Jail presents special challenges for a half-million voters
The vast majority of states allow those serving misdemeanor sentences in jails to vote. And the Supreme Court ruled back in 1974 that eligible voters being held in jails — those who have been arrested but not yet convicted — could not be denied their right to vote because they were incarcerated.
On any given day, the number of eligible voters locked up by cities and counties ranges from half a million to 700,000, numbers big enough to tip the outcome of close legislative or congressional contests — or even a presidential battleground state.
But in a year in which the coronavirus pandemic has made everything about elections more difficult, this particularly hard-to-reach segment of the electorate is even tougher to reach.
Recently, for example, when a voting rights group sent postcards with election registration and voting information to some incarcerated voters in Arizona for a July primary, officials confiscated the mailings with little explanation, according to Dana Paikowsky, a jail voting expert at the Campaign Legal Center, which advocates for voting rights.
Voting while incarcerated is hard, and the turnout rate among jailed voters is already low. During a pandemic that has further cut off outside visits into jails and prisons — including, in many cases, voter registration drives — the situation has only worsened.
"Jail-based disenfranchisement is a complex system of conditions and factors and laws that make it incredibly difficult for incarcerated people to cast their ballots," Paikowsky said. "Covid-19 has exacerbated all of those problems."
Even in normal times, Paikowsky said there are a variety of hurdles incarcerated voters must overcome to cast largely absentee ballots.
Few jailed voters know they remain eligible to vote from behind bars. Neither do many officials, who Paikowsky said often don't know what obligations they have to facilitate that process. There's little oversight from the states. Nor are there many policies from jail administrators or election officials that clearly explain how to vote from the inside.
And for those jailed after their state's deadline for obtaining an absentee ballot, there may not be another way of voting. This reportedly happened to some Black Lives Matter protesters who were arrested during the wave of demonstrations early this summer, when many states were holding primaries.
"If the state doesn't provide them with an alternative means of exercising that right," Paikowsky said, "then they're just disenfranchised."
"Those efforts are severely hampered if not entirely halted as a result of a pandemic," said Sean Morales-Doyle, senior counsel for democracy issues at the Brennan Center for Justice, a voting rights group. "You can't go into a jail to register people to vote when you've got a pandemic that hits incarcerated people particularly hard."
Both Morales-Doyle and Paikowsky said the onus to make sure jailed voters can exercise their political rights is on local election and jail officials. They say polling stations should be set up inside the lockups and election officials should work with sheriff's offices, which run most jails, to get jailed people vote-by-mail ballots in time.
"The state takes responsibility for all kinds of things for them because the person is locked up," Morales-Doyle said. "They take responsibility for their health care and their meals, and all the other things that they're constitutionally entitled to. This is another one of the things that they're constitutionally entitled to."
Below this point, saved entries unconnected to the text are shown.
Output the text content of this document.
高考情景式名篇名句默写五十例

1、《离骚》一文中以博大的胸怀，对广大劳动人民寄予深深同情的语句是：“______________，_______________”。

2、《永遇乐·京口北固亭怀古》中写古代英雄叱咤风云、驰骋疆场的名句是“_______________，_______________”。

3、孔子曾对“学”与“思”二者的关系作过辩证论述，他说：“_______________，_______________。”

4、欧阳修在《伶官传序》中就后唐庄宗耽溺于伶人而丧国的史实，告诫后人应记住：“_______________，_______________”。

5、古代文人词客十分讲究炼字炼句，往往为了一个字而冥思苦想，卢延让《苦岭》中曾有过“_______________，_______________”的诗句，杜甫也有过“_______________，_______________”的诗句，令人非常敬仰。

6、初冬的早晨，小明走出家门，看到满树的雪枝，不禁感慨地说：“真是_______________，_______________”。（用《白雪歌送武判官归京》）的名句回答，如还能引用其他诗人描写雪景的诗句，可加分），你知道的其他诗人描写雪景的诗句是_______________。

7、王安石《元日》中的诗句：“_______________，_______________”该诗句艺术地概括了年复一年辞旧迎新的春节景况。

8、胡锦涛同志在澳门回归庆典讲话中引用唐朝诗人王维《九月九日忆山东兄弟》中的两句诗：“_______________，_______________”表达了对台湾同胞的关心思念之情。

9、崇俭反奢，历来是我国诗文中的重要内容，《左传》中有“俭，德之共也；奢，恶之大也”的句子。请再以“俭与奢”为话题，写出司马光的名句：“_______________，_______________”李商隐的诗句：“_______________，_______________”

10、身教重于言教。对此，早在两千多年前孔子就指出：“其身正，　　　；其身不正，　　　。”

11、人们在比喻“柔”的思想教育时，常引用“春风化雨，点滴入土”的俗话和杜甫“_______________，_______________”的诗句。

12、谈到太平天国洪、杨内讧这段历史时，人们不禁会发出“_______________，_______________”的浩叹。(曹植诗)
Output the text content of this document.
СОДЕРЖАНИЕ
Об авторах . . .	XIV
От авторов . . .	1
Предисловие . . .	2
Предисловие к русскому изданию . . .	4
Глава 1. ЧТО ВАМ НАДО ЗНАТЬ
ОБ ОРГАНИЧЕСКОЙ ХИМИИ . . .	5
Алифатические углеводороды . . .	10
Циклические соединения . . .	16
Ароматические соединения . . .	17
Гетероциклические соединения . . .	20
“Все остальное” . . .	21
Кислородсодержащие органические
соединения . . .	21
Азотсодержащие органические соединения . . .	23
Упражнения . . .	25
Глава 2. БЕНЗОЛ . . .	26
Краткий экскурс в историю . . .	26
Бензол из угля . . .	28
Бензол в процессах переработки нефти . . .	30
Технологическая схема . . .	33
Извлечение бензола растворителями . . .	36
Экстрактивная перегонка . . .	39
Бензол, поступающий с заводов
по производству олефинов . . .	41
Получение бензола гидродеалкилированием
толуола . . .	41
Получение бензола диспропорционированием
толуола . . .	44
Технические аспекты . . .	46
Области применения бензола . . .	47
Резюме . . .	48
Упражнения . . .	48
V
Morales-Doyle pointed to places such as Chicago, where a Cook County ordinance mandates more access to voting in jails, as an example of how the system can improve. The County Jail set up multiple polling centers for the primary in March. Other states have taken additional measures.
To minimize the risk of Covid-19 exposure for presidential election voters, Vermont — one of only two states, with Maine, that allows prison inmates to vote — is also among the handful of states that have decided to send all registered voters a mail-in ballot this fall. And that will include incarcerated registered voters with a prison address. Emily Tredeau, an attorney for the Vermont Prisoners' Rights Office, predicted that because the ballots will be sent out with a postage-paid return envelope, prison turnout will increase this year.
But while some jurisdictions are taking steps to make voting more accessible for pre-trial detainees during the pandemic, Morales-Doyle said many counties and states still have much work to do. He notes how the pandemic has put a spotlight on voting by mail and the hurdles that come with it — especially for people who are effectively quarantined because they're ill or have been in close contact with infected people.
"That's always been the case for people in jail that they face all those obstacles and then some," Morales-Doyle said. "We should use this renewed focus to shine a light on and pay more attention to the people who are both experiencing the brunt of the pandemic from a public health perspective and the highest obstacles when it comes to casting a ballot. Those are people who are currently in custody."
After the Arizona voting postcards were confiscated, one jailed person was connected with the Campaign Legal Center, which arranged for him to get an absentee ballot. But after the confiscation, which meant he didn't have the information from the postcard about voting, he said he felt intimidated. He didn't end up voting in the July primary.
"That situation shows, in order to even get a ballot, you might have to be an agitator," Paikowsky said. "In order to be able to use that ballot, you need access to lots of information and resources. It's something that can be incredibly difficult for people who are incarcerated."